Just to round things off regarding Leni's weight, and my encouragement for folk to offer opinions and reasons ...
a) We have established amongst ourselves that the weight is probably
Bohemian. We have not proven this beyond doubt.
b) The shape of the weight pointing towards a maker is one that is an important consideration and can often be a deciding factor. But as seen here, although the shape may be similar to Clichy (which is quite true) it cannot be taken as a definitive point. In this case, it has been agreed that the weight has had at least some surface repair, which could have altered the profile.
c) Also, on the subject of the shape, I gave a hint that in Sibylle Jargstorf's book, she mentioned something about Clichy profiles that may be worth a thought. What she said on page 125 was, "The profiles of weights from a single manufacturer can vary considerably, as seen in Clichy profiles." Personally I have not studied enough Clichy weights to say whether the comment is true or not but so far I have not heard of anyone saying that the statement is untrue.

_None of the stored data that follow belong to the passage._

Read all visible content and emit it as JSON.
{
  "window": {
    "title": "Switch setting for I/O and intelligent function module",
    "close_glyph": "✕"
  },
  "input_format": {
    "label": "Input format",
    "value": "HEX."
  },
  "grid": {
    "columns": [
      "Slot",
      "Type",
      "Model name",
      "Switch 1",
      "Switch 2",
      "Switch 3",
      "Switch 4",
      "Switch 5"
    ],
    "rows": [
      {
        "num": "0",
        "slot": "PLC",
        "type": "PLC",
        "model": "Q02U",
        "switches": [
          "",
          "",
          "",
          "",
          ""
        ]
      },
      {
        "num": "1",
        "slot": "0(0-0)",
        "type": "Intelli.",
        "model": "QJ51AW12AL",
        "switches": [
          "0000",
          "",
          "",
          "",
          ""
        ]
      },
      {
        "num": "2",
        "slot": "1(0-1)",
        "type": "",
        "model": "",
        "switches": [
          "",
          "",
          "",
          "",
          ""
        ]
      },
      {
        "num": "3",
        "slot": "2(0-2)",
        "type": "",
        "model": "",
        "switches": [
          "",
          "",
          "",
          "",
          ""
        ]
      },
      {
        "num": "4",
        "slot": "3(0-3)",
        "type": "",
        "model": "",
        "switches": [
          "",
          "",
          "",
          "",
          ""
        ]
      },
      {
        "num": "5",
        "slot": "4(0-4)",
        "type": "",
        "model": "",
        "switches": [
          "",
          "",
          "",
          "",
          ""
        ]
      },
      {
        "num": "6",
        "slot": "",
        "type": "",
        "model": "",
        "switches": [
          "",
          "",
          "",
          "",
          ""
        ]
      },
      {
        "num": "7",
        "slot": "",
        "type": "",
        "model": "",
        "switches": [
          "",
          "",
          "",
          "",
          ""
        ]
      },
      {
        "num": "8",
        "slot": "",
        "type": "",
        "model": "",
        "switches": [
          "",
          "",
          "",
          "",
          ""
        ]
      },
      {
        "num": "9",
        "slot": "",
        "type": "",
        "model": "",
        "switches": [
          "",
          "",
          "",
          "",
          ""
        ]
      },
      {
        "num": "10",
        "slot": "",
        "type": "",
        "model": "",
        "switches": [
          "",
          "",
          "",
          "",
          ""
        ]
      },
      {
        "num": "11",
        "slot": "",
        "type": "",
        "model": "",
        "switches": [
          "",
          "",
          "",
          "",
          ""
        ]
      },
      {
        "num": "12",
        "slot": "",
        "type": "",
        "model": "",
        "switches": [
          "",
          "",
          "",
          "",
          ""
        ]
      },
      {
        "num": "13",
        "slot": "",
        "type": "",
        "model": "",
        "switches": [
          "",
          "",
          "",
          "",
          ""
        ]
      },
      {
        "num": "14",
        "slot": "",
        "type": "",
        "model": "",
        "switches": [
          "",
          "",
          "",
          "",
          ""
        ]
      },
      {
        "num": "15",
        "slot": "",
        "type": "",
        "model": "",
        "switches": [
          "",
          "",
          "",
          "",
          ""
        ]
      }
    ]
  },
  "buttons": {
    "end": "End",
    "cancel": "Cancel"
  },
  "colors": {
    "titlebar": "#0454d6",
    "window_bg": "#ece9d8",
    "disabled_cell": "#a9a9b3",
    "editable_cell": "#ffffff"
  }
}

d) When I commented that it was certainly not a Chinese item, I gave no reasons (and nobody queried this ... but if they had, I may have provided more clues
). Anyway, the main issue here was that the base of Leni's weight is finished with smooth concave grinding within a thin basal ring. This is a feature not seen in Chinese weights but is seen in antique French and Bohemian work.
e) As Leni had originally thought, but did not tell us until later :wink: the pattern of the weight compares quite well with a few seen in the online selection of the PCC 1999 Exhibition. My own checking of various photos in books and catalogues failed to find a truly similar design in other than Bohemain weights - but that in itself still does not prove that it is definitely Bohemian. However, for Clichy miniatures with one or two rows of concentric pattern, all the ones I have seen have had a superior setting of the canes. Also, Clichy weights tend to include at least one "pastry mould" cane which is not the case with our mystery item. [Perhaps I'll show an example of a Clichy "pastry mould" cane at some stage.]
f) The cane details, had a match been found, could have been the biggest clue to the maker (or, at least, the country). Unfortunately only a few similarities could be found but no exact match. However, this line of investigation raised some interesting comments about "Rose" canes and "6-point stars".
g) I have since produced a couple of sketches (not reproduced here) based on Leni's description of the "Rose" canes and from what I can see in the books, these do appear to point to a Bohemian attribution. As yet I have not found any references to French "Rose" canes where a central star or mass of rods (honeycomb) is surrounded by a ring of star canes before being enclosed in the rows of "petal" canes.
All of the comments on the weight have been useful and are exactly what is required in an attempt to identify the less obvious items. Size, clarity, cane detail, overall setting, base finish - they all matter.
Hopefully I will meet Leni and the weight at a PCC meeting and we will be able to get the views of others wiser than me. And maybe I can get some ultra close-up shots of the "Rose" canes ... well, I can try.
Oh, and as a last (?) comment, in recent years research has shown that some weights previously thought to be Bohemian could actually be Russian. I don't think this will turn out to be the case wih Leni's weight, but it's another point to bear in mind in the confusion of paperweight identities.